DeepSeek — DeepSeek-V3, DeepSeek-R1, DeepSeek-Coder on Your Local Devices
/install deepseek-deepseek-v3
DeepSeek — Run DeepSeek Models Across Your Local Fleet
Run DeepSeek-V3, DeepSeek-R1, and DeepSeek-Coder on your own hardware. The fleet router picks the best device for every request — no cloud API needed, zero per-token costs, all data stays on your machines.
Supported DeepSeek models
| Model | Parameters | Ollama name | Best for |
|---|---|---|---|
| DeepSeek-V3 | 671B MoE (37B active) | deepseek-v3 |
General — matches GPT-4o on most benchmarks |
| DeepSeek-V3.1 | 671B MoE | deepseek-v3.1 |
Hybrid thinking/non-thinking modes |
| DeepSeek-V3.2 | 671B MoE | deepseek-v3.2 |
Improved reasoning + agent performance |
| DeepSeek-R1 | 1.5B–671B | deepseek-r1 |
Reasoning — approaches O3 and Gemini 2.5 Pro |
| DeepSeek-Coder | 1.3B–33B | deepseek-coder |
Code generation (87% code, 13% NL training) |
| DeepSeek-Coder-V2 | 236B MoE (21B active) | deepseek-coder-v2 |
Code — matches GPT-4 Turbo on code tasks |
Setup
pip install ollama-herd
herd # start the router (port 11435)
herd-node # run on each machine
# Pull a DeepSeek model
ollama pull deepseek-r1:70b
Package: ollama-herd | Repo: github.com/geeks-accelerator/ollama-herd
Use DeepSeek through the fleet
OpenAI SDK
from openai import OpenAI
client = OpenAI(base_url="http://localhost:11435/v1", api_key="not-needed")

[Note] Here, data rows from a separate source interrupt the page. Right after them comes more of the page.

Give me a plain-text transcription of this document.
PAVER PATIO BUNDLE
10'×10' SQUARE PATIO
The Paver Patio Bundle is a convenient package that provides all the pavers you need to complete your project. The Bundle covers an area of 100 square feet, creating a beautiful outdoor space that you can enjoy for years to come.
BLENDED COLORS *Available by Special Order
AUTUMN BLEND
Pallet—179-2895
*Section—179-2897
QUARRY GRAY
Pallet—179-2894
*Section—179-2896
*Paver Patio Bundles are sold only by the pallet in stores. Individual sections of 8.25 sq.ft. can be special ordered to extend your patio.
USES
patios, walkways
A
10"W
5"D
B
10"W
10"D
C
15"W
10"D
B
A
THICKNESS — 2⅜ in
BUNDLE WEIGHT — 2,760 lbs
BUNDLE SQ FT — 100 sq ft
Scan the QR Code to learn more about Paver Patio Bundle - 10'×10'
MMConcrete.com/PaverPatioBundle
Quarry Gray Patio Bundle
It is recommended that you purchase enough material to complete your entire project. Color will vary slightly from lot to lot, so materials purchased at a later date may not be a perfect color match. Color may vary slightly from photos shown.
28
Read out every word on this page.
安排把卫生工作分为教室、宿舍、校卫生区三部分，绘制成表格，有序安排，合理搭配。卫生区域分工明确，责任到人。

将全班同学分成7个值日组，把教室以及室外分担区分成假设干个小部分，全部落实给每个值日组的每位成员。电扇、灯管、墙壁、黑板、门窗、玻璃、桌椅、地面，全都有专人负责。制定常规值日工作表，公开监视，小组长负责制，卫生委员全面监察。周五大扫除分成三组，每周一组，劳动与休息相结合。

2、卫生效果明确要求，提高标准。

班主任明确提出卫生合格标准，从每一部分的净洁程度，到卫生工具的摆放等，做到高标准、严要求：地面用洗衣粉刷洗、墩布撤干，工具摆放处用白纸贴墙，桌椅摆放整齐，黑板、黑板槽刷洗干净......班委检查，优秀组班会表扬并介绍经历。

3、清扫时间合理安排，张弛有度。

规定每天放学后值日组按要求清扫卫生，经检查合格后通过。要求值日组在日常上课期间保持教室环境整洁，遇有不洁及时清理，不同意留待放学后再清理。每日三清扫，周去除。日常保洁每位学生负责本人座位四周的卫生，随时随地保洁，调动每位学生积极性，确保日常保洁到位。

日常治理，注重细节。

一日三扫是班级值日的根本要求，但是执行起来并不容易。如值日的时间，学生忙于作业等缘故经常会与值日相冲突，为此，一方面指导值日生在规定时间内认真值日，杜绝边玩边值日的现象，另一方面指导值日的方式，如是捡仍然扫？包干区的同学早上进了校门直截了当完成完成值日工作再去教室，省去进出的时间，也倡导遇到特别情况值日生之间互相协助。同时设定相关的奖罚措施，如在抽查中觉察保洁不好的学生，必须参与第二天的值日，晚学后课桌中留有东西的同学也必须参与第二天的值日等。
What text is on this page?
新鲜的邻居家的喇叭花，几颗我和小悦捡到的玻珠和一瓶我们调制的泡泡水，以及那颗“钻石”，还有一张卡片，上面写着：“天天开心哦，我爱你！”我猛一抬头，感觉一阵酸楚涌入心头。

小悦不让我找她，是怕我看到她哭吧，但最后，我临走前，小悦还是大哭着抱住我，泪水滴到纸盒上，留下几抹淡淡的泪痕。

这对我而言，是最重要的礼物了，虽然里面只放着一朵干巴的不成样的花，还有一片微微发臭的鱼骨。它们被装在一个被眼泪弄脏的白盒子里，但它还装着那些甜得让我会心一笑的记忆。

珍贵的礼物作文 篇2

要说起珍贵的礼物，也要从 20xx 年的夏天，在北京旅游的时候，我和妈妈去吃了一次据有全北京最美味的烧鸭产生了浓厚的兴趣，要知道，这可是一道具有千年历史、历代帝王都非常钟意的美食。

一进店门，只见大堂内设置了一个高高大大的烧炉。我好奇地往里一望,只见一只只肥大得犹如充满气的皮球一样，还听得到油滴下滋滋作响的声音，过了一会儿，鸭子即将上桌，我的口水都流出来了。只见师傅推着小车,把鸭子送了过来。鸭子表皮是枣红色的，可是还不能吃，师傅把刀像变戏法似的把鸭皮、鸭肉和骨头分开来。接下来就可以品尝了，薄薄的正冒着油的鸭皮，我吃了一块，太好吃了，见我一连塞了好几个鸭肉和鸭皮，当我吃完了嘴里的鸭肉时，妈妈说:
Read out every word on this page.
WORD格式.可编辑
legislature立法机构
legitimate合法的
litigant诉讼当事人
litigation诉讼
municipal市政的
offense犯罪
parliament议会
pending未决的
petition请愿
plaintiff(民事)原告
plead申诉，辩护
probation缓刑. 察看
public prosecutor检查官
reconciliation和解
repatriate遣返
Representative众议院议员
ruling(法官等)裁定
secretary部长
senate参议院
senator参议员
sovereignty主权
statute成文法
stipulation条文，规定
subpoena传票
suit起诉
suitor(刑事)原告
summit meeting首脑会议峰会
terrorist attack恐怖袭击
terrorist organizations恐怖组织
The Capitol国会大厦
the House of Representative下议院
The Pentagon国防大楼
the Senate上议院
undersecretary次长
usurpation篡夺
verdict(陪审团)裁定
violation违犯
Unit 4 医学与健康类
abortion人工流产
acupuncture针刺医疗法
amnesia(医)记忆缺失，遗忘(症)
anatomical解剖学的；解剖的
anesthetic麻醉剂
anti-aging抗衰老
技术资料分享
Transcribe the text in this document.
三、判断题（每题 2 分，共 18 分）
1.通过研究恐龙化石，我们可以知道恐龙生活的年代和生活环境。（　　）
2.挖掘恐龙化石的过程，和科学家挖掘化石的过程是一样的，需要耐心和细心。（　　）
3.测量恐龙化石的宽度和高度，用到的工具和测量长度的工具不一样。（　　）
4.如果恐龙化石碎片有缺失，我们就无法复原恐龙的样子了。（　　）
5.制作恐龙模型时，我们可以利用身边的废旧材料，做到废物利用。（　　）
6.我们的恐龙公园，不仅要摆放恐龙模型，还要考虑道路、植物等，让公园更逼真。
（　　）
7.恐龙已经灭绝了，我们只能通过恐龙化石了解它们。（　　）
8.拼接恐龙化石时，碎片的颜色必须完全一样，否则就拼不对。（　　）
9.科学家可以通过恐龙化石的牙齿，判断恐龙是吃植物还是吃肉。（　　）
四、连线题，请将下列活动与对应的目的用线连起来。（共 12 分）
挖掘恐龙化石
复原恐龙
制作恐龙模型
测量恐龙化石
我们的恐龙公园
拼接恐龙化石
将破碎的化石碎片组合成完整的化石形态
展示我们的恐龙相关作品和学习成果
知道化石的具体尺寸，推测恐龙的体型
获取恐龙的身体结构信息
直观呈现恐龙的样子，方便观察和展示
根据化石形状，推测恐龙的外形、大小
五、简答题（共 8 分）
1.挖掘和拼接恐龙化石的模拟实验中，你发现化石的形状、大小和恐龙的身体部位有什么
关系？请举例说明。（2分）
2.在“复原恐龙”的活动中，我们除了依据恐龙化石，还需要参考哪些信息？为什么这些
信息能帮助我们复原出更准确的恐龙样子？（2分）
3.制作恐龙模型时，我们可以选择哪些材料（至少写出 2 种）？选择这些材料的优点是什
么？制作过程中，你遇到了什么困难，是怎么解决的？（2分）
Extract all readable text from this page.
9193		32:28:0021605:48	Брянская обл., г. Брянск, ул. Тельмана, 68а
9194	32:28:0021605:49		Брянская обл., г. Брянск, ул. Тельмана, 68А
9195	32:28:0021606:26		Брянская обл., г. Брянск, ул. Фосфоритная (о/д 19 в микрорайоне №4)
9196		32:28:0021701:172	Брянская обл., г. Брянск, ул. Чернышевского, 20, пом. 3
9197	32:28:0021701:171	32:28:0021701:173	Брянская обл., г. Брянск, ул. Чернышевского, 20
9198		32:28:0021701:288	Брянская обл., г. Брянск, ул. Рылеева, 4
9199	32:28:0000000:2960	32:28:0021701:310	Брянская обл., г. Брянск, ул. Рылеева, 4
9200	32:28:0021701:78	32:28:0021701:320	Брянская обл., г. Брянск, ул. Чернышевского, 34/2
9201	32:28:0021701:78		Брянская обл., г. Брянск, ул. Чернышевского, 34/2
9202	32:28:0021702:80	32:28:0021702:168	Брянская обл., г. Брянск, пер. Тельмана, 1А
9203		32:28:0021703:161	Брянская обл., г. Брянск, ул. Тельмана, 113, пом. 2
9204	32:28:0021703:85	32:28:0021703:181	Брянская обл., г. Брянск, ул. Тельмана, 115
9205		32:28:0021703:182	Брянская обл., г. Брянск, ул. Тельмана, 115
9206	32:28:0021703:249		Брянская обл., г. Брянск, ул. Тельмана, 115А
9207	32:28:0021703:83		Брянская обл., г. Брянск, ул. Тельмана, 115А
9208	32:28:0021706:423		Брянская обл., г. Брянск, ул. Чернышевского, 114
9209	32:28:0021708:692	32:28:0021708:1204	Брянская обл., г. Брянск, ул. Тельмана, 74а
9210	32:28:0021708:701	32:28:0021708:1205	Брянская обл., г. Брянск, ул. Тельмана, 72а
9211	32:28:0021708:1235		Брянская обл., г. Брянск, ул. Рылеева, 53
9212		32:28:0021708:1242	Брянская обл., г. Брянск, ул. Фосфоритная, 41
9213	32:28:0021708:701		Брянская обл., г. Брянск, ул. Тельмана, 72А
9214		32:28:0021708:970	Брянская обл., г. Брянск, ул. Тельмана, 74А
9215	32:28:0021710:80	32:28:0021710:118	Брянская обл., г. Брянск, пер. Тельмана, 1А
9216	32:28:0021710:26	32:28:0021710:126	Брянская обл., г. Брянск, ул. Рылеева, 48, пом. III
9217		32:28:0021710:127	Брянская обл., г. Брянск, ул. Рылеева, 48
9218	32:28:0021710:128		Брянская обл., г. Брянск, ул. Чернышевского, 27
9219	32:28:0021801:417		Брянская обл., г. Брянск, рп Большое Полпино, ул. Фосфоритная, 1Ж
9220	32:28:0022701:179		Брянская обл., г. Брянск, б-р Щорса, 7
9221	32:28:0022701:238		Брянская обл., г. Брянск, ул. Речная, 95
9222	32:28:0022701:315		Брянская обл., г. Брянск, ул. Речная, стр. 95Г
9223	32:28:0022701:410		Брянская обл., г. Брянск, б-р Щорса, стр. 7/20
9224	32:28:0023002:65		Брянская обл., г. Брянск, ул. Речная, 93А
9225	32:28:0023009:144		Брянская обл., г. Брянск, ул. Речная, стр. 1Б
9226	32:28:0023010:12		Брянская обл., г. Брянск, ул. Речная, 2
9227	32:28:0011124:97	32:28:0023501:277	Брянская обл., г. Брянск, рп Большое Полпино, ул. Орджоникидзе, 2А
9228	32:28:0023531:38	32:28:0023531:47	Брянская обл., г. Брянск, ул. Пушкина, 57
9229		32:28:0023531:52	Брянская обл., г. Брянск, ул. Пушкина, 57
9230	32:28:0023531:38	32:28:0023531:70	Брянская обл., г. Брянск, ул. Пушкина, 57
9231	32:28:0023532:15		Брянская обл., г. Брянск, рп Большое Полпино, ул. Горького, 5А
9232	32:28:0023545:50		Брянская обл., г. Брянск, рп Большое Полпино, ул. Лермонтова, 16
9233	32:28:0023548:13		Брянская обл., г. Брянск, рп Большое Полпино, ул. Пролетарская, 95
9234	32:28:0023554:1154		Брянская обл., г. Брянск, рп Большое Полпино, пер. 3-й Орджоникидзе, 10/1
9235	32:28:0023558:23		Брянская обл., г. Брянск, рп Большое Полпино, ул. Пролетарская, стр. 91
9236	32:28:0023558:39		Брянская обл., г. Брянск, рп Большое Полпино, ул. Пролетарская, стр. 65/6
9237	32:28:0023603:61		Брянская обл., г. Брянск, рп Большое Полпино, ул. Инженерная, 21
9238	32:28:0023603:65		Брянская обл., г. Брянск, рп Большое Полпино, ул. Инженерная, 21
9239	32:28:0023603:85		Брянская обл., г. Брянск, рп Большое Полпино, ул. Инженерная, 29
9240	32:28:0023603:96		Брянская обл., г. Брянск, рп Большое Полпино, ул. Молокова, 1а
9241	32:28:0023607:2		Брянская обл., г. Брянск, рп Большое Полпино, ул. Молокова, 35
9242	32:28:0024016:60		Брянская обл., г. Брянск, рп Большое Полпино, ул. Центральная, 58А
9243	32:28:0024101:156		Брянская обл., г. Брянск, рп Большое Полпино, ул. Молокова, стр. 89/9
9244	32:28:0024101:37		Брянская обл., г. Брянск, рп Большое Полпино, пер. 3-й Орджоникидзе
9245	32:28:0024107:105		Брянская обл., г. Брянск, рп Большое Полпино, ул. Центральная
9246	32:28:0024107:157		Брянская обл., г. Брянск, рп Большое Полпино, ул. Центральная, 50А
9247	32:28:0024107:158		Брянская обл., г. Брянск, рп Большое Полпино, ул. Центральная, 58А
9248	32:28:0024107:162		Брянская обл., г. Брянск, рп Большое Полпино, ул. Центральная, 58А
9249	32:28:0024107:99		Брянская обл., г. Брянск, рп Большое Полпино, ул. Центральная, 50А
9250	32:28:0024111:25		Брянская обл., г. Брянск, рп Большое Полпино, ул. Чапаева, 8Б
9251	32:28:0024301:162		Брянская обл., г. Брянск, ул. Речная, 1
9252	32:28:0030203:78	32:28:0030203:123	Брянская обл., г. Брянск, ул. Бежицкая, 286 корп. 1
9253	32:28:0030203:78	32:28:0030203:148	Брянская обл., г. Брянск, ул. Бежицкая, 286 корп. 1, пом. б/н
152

# DeepSeek-R1 for reasoning
response = client.chat.completions.create(
model="deepseek-r1:70b",
messages=[{"role": "user", "content": "Prove that there are infinitely many primes"}],
stream=True,
)
for chunk in response:
print(chunk.choices[0].delta.content or "", end="")
DeepSeek-Coder for code
response = client.chat.completions.create(
model="deepseek-coder-v2:16b",
messages=[{"role": "user", "content": "Write a Redis cache decorator in Python"}],
)
print(response.choices[0].message.content)
Ollama API
# DeepSeek-V3 general chat
curl http://localhost:11435/api/chat -d '{
"model": "deepseek-v3",
"messages": [{"role": "user", "content": "Explain quantum computing"}],
"stream": false
}'
# DeepSeek-R1 reasoning
curl http://localhost:11435/api/chat -d '{
"model": "deepseek-r1:70b",
"messages": [{"role": "user", "content": "Solve this step by step: ..."}],
"stream": false
}'
Hardware recommendations
DeepSeek models are large. Here's what fits where:
| Model | Min RAM | Recommended hardware |
|---|---|---|
deepseek-r1:1.5b |
4GB | Any Mac |
deepseek-r1:7b |
8GB | Mac Mini M4 (16GB) |
deepseek-r1:14b |
12GB | Mac Mini M4 (24GB) |
deepseek-r1:32b |
24GB | Mac Mini M4 Pro (48GB) |
deepseek-r1:70b |
48GB | Mac Studio M4 Max (128GB) |
deepseek-coder-v2:16b |
12GB | Mac Mini M4 (24GB) |
deepseek-v3 |
256GB+ | Mac Studio M3 Ultra (512GB) |
The fleet router automatically sends requests to the machine where the model is loaded — no manual routing needed.
Why run DeepSeek locally
- Zero cost — DeepSeek API charges per token. Local is free after hardware.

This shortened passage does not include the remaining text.